On date généralement l'apparition du film de gangsters des débuts du parlant, et en particulier avec la sortie de Little Caesar, de Mervyn Le Roy, Scarface de Hawks, et The public enemy de William Wellman. On sait aussi que les premières représentations de la criminalité sont à chercher chez Griffith avec le superbe mais didactique The musketeers of Pig Alley, sorti en 1912, et chez Walsh dont Regeneration (1915) représente un peu la frange la plus naturaliste de ce type d'évocation. Mais à la fin des années 20, quelques film ont constitué un peu le chaînon manquant de cette évolution, en particulier deux films de Josef Von Sternberg dont un seul a survécu (Underworld, 1927, le film perdu étant The dragnet, 1928), et The racket de Lewis MIlestone...
Ce dernier est dû à deux compagnies, et deux hommes essentiellement: d'une part, c'est une production Caddo de Howard Hughes, dont les films étaient distribués par Paramount; ce n'est pas qu'un deal de distribution, puisque le film utilise une star du studio (dont, il est vrai, la compagnie ne savait plus quoi faire...), Thomas Meighan; d'autre part, on sait que la Paramount, justement, était le studio dans lequel Sternberg s'est senti si bien qu'il y a réalisé ses chefs d'oeuvre cités plus haut... Et si The racket est signé de Lewis Milestone, comment ignorer le fait que Hughes l'a produit, quand on sait à quel point l'ombrageux producteur s'impliquait?

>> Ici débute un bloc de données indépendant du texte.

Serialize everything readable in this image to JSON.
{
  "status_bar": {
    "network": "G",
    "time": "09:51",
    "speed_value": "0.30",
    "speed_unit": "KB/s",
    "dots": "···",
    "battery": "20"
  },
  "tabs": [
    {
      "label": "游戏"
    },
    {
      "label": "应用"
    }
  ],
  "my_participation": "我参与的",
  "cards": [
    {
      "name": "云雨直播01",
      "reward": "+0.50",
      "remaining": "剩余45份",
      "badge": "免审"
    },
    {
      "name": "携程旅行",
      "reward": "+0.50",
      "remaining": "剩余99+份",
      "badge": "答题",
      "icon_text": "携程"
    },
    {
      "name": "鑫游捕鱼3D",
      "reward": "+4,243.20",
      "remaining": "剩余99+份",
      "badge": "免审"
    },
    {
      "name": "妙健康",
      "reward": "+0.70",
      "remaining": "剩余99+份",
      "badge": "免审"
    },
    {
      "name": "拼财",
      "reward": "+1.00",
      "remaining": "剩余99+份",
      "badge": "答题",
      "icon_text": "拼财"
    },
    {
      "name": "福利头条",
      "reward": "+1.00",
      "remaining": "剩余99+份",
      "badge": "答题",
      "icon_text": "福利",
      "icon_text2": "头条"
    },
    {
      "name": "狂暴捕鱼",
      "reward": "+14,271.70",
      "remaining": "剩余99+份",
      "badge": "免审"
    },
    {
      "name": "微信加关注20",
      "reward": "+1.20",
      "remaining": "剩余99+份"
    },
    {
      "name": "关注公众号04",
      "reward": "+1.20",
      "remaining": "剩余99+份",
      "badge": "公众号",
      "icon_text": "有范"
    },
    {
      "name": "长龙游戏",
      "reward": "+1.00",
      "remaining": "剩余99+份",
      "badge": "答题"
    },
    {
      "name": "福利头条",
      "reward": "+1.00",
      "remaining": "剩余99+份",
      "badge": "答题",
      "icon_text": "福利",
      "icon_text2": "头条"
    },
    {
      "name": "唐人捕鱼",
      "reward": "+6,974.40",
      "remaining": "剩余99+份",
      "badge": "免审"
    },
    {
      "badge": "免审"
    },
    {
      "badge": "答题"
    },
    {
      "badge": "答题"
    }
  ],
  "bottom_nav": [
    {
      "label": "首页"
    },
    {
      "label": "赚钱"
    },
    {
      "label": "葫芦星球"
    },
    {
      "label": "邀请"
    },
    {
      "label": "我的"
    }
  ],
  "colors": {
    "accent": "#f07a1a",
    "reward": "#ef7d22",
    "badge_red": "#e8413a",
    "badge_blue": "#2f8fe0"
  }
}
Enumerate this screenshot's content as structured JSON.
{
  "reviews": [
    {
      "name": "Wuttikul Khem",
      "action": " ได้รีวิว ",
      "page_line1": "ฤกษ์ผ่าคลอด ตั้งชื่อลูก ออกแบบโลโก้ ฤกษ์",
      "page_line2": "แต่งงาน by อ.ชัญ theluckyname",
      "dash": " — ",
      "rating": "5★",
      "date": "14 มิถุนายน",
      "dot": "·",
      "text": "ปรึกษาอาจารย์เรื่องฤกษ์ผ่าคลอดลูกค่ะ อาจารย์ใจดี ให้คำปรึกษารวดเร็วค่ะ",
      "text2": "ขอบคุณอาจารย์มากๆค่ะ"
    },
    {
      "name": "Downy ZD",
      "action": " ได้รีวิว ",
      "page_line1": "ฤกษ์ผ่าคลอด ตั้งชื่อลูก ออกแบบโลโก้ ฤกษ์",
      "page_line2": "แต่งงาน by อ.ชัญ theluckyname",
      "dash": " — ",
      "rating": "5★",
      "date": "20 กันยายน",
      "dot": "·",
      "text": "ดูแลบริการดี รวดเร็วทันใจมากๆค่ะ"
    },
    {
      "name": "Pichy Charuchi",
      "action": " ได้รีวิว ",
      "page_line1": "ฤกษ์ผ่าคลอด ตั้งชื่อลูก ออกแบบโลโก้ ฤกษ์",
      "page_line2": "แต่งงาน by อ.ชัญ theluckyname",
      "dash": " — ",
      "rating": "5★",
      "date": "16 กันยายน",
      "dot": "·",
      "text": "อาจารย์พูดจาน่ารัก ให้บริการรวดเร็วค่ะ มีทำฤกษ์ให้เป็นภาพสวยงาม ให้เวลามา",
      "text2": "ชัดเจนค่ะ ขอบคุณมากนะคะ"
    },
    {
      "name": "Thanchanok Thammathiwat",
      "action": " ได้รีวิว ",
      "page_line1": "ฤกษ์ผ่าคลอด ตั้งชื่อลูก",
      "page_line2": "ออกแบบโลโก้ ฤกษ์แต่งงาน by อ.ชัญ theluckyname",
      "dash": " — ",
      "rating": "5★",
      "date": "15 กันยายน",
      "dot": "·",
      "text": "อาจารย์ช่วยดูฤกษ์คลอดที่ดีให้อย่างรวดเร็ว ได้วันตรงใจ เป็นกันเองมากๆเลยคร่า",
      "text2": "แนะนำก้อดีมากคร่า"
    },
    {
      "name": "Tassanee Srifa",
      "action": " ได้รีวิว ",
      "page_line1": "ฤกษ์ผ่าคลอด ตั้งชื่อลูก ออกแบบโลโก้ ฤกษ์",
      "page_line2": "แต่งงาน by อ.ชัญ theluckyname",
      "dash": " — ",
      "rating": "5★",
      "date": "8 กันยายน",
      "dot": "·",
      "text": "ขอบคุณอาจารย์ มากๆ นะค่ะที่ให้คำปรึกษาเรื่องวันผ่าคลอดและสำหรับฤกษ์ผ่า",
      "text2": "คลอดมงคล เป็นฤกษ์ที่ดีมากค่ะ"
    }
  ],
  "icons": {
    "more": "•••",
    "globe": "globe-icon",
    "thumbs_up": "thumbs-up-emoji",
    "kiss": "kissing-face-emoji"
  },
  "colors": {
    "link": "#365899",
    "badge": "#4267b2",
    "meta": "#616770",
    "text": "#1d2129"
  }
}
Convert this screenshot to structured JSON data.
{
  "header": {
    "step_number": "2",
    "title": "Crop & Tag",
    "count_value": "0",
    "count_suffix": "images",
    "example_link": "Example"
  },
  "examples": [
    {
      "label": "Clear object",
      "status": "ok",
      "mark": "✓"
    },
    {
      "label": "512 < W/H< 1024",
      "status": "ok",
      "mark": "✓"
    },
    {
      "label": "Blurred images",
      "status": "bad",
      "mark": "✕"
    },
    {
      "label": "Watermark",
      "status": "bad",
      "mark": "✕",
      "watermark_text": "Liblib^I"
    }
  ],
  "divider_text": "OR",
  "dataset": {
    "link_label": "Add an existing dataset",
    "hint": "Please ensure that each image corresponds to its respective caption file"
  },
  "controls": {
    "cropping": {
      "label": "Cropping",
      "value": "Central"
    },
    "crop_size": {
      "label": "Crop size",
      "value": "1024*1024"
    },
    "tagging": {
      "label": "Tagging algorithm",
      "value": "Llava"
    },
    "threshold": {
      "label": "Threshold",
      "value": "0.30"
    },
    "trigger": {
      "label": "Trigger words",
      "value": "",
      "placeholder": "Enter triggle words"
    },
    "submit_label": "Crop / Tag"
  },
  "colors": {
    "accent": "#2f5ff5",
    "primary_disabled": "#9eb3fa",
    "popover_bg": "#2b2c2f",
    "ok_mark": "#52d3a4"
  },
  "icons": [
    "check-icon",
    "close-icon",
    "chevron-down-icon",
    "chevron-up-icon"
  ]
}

Adapté d'une pièce à succès de Bartlett Cormack, The racket est non seulement une plongée dans l'univers nocturne du gangstérisme de 1928, c'est aussi une réflexion dure et narquoise sur les limites de la loi et sur le système qui a permis l'éclosion d'une criminalité hors normes aux Etats-Unis. Dès le début, le ton est donné par une séquence dans laquelle un homme, d'abord anonyme, manque de mourir dans un traquenard: alors qu'il marche dans la rue, la nuit, d'un côté à l'autre, depuis les fenêtres d'appartements, des hommes se font signe... Puis on lui tire dessus, mais on le rate. A ce moment, l'homme (Thomas Meighan) voit l'un de ses assaillants (Louis Wolheim) sortir de son immeuble, l'air satisfait. Ils parlent, comme si c'était de tout et de rien, de ce qui vient de se passer, et le deuxième homme conseille au premier de changer de "racket", un terme ambigu qui peut aussi bien vouloir dire activité, qu'activité criminelle. Les deux hommes se séparent, mais on ne sait pas qui est qui. Ces deux hommes sont-ils des gangsters, ou des policiers? Et si les deux tâches sont partagées, on est bien incapable de déterminer lequel des deux est du bon côté de la loi.
C'est tout l'univers de ce film exceptionnel, dans lequel le même homme, le capitaine McQuigg (Meighan) qui combat inlassablement le système politico-mafieux dont Nick Scarsi (Wolheim) est le maillon le plus voyant, s'attablera parfois avec les bandits à leur invitation. Et lors d'une scène magistrale, non seulement quand le policier s'assied aux côtés du bandit, il boit comme lui, sans sourciller alors qu'on est en pleine prohibition, mais en plus il suffit qu'il se rende aux toilettes pour qu'un crime ait lieu dans la salle de restaurant! Et Nick Scarsi est un habitué du poste de police, non seulement pour raisons professionnelles, mais aussi par savoir-vivre: il vient rendre visite à ses amis, en quelque sorte. Dans ce jeu du chat et de la souris, pourtant, les flambées de violence sont fréquentes, et toujours impressionnantes: Milestone était au sommet de son art, et Hughes savait qu'il pouvait lui demander ce qu'il voulait, le metteur en scène le lui donnerait sans faille.
On comprend a posteriori pourquoi le film a été censuré (en particulier à Chicago): il dépeint un monde dans lequel le crime et la loi semble pouvoir facilement se mélanger, et met le nez dans des affaires gênantes pour l'époque, sans se priver de dire que la politique participe au partage du gâteau. Mais derrière cet aspect fumant de reportage un peu crapuleux, c'est une merveilleuse confrontation qui nous est proposée, doublée du portrait de deux hommes surtout. L'un d'entre eux a su s'accommoder sans états d'âme de la situation qui lui permet une quasi impunité, et l'autre ronge son frein, en attendant le jour ou lui aussi tordra le cou à ses principes, et ce jour-là, clairement, Nick Scarsi passera un mauvais quart d'heure. La preuve dans le film.